Keep the noise down and lights off. Your father has to be up
early for work tomorrow.
Love,
Mom
I showed the note to Jack when he came into the room, and we hurried off to the kitchen. I loved my mom’s chili, but all we both wanted to eat was dessert, the strawberry shortcake. I could taste it already. Standing in the darkened kitchen, we opened the Tupperware containers and put the fresh homemade shortcake into each bowl then poured heaping ladles of strawberries over the top of it finishing it off with whipped cream. We did all of this in the dark so as not to wake anybody.
With the bowl of shortcake in one hand and a cold glass of milk in the other, we made our way into the living room, far away from Mom and Dad’s bedroom. My mouth watered. I could hardly wait. It was my favorite dessert. Shortcake, strawberries, and whipped cream! As my spoon plunged toward the mouthwatering dessert, I looked with horror at the bowl. There before me was the shortcake smothered with—chili.
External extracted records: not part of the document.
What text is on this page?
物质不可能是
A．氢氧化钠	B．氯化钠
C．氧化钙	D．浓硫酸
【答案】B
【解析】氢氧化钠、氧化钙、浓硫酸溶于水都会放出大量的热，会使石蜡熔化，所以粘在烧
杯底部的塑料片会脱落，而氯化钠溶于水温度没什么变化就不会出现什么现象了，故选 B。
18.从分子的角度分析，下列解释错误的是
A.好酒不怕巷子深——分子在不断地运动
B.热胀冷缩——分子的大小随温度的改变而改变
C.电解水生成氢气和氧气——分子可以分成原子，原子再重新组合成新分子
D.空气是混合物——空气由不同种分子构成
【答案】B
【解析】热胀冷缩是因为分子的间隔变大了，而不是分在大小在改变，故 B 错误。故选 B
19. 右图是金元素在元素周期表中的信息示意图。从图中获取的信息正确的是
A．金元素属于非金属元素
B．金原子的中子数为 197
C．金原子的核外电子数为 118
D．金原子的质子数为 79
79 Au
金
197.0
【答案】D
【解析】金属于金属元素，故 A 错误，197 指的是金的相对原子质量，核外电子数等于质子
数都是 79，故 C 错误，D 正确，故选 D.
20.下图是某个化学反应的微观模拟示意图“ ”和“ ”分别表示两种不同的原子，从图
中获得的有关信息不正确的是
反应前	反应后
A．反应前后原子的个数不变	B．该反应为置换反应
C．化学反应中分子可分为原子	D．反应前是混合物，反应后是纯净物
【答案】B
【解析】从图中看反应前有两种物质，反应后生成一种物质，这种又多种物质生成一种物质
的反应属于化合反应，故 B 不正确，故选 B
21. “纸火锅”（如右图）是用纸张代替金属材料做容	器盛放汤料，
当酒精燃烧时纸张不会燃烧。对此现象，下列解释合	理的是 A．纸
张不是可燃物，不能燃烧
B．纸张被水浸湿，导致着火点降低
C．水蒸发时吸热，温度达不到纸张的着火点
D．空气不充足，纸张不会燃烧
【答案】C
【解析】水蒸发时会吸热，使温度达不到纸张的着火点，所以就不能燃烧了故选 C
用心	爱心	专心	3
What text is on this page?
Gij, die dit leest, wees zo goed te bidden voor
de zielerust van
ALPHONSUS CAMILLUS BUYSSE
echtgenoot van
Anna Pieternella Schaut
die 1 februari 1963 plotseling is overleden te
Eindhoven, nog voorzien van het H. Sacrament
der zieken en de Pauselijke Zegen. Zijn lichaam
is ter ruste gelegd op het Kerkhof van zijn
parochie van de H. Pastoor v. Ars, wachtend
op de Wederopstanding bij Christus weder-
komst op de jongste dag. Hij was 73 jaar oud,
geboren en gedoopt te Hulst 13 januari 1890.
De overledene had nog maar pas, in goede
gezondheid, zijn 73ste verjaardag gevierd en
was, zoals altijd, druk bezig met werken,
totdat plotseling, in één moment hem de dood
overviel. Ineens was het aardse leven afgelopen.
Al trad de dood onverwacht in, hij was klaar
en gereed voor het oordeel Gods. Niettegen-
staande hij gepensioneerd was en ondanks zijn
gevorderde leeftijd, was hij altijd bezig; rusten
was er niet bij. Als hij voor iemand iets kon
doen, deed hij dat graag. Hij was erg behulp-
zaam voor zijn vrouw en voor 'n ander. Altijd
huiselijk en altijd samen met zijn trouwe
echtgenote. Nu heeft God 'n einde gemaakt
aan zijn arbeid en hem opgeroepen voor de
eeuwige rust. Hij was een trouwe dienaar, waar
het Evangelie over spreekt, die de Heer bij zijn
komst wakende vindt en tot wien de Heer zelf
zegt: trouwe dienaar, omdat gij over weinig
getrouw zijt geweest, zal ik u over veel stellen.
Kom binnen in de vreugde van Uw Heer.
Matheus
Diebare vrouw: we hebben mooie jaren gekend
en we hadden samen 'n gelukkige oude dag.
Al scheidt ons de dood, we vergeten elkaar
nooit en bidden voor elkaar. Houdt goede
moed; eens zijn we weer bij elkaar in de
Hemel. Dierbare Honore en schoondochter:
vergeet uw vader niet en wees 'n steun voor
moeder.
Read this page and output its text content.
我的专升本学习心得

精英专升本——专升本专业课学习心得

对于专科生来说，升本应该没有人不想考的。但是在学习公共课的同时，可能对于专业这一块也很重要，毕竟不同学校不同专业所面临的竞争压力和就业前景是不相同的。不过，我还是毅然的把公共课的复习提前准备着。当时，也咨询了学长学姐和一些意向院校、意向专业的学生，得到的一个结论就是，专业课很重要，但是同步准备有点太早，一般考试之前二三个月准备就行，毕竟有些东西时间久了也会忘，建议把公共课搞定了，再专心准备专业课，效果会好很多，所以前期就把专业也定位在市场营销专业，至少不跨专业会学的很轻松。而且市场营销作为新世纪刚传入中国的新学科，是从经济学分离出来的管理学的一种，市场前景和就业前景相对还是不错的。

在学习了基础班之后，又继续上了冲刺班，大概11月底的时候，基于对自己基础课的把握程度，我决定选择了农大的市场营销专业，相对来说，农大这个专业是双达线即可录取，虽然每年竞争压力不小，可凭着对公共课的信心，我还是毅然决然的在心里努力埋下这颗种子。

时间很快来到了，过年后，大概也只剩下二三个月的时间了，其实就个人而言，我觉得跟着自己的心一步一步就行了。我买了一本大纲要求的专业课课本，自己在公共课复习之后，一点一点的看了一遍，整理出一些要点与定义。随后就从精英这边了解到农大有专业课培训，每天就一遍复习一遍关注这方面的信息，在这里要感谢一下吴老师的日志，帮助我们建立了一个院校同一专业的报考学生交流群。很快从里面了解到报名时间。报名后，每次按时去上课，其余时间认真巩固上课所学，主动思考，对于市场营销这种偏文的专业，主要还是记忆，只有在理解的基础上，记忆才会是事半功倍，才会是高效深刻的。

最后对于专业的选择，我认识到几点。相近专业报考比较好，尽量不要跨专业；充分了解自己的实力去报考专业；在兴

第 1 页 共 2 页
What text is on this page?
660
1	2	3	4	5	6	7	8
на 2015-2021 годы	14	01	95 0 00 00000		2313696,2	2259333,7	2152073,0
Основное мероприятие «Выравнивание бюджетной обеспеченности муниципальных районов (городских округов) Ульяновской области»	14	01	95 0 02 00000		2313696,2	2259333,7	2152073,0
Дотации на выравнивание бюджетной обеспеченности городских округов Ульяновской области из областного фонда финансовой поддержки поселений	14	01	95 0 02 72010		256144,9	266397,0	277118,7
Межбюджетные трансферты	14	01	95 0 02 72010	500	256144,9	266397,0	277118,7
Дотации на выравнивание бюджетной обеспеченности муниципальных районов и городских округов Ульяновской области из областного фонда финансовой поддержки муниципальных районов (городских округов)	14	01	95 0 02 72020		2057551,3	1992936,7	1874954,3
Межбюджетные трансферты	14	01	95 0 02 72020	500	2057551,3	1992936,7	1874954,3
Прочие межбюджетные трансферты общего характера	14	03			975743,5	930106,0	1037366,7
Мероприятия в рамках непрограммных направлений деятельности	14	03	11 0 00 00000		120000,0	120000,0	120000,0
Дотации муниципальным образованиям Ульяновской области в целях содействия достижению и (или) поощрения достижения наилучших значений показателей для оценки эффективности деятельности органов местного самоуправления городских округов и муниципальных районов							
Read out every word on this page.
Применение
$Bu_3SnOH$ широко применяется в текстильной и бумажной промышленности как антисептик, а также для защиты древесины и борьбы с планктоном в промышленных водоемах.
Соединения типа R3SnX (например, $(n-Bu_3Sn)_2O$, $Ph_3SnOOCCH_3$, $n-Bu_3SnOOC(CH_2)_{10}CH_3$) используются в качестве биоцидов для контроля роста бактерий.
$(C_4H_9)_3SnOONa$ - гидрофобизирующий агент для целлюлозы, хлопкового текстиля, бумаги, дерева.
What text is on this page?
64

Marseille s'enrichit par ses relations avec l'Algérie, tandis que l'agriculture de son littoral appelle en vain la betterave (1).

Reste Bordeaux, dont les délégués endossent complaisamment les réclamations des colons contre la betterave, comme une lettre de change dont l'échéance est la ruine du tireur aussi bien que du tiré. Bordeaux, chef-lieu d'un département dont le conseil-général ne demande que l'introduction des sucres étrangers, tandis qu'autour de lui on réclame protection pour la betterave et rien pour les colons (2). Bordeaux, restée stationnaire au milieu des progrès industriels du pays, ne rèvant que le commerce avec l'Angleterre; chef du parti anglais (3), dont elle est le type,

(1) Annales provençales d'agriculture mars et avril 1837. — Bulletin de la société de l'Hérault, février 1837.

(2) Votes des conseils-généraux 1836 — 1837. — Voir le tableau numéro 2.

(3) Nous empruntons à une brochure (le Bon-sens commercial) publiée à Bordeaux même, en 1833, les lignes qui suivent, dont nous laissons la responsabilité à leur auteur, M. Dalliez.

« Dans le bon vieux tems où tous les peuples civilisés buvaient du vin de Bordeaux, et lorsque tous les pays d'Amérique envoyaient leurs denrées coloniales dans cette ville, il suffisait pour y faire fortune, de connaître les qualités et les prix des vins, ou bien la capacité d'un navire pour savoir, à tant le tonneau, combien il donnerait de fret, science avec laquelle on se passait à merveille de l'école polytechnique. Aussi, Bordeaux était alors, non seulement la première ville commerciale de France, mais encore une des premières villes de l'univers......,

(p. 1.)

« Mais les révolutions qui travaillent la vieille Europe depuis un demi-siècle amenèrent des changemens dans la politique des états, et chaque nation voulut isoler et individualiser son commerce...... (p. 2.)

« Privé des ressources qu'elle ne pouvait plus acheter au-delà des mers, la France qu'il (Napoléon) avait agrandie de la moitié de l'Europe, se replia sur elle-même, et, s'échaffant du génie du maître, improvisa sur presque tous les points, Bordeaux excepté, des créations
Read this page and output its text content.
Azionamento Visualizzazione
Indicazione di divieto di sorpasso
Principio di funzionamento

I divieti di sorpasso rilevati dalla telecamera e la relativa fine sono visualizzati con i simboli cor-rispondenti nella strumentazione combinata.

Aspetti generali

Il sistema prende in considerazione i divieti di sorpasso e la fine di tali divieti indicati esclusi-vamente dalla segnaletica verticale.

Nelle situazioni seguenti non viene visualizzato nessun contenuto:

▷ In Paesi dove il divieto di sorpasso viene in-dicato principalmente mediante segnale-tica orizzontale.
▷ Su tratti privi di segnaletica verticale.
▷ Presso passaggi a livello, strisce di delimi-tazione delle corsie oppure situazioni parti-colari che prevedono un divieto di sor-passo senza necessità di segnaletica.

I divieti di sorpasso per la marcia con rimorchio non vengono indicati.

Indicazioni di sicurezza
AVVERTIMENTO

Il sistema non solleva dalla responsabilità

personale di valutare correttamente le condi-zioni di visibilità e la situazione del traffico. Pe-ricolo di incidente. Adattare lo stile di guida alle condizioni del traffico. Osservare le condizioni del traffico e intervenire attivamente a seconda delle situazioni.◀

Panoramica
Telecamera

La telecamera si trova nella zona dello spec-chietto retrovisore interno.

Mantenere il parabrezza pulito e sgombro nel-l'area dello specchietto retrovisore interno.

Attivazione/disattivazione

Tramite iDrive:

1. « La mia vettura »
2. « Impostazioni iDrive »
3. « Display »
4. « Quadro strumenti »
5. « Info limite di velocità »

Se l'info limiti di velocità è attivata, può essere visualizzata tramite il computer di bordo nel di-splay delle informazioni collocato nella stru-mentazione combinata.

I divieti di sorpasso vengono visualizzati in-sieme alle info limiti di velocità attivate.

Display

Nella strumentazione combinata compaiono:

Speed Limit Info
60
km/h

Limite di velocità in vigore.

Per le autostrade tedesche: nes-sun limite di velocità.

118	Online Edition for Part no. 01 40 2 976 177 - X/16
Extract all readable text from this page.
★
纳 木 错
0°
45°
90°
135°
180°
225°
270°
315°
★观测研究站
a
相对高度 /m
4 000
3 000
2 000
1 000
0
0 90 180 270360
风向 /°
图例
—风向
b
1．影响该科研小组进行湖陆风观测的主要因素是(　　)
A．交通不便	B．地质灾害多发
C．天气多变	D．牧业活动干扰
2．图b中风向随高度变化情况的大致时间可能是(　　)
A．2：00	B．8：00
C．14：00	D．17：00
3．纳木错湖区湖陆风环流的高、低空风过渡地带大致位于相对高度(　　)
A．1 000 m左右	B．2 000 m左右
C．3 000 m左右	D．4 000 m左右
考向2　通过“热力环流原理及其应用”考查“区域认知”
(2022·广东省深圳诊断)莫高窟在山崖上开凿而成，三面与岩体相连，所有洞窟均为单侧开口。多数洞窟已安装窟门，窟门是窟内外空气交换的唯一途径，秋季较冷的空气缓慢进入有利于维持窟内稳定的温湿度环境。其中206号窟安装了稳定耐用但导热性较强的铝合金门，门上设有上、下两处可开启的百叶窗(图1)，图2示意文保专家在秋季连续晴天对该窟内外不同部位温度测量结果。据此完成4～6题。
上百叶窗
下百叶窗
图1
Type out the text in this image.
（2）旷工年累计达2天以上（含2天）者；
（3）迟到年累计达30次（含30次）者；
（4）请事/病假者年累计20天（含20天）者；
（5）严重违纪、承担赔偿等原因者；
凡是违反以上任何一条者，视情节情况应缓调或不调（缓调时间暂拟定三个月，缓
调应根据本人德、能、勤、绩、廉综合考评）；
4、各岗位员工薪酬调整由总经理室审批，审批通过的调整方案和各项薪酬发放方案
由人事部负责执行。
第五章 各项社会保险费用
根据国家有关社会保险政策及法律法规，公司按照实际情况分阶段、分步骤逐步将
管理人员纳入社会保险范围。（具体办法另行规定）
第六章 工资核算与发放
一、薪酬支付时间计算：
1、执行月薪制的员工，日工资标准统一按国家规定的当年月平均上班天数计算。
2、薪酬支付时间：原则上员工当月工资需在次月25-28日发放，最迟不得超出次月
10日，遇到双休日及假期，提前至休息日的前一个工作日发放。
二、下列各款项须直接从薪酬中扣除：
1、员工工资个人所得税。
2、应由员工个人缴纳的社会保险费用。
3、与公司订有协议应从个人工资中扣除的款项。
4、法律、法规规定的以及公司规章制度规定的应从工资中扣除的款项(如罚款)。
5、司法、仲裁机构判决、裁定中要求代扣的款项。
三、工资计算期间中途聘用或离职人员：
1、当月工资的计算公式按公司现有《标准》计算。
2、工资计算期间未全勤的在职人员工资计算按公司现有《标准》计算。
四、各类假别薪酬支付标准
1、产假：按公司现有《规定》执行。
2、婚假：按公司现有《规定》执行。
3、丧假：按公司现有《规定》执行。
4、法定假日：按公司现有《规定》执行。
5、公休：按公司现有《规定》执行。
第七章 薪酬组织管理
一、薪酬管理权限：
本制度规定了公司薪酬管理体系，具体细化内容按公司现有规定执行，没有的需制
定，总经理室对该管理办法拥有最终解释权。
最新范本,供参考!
“Ughhh, God! Terrible,” I blurted out in horror. I couldn’t help myself and started laughing. I couldn’t eat it much less look at it.
Jack frowned at me and told me to be quiet until he looked at his bowl and found the same surprise. He began to laugh and soon both of us could not stop laughing.
My mom and dad appeared at the door ready to shout at us but saw the bowls of whipped cream and chili-covered strawberry shortcake and knew immediately what had happened. They too began to laugh with my dad laughing the hardest.
“You boys are going to be the death of me yet. Well, now that we are up, let me see if I have any of that apple pie left over from yesterday,” mom said.
Soon the other doors opened, and my sisters began to file in. Now that the whole house was awake and my mother asked, “Who’s for brownies? I’ll make up a fresh batch.”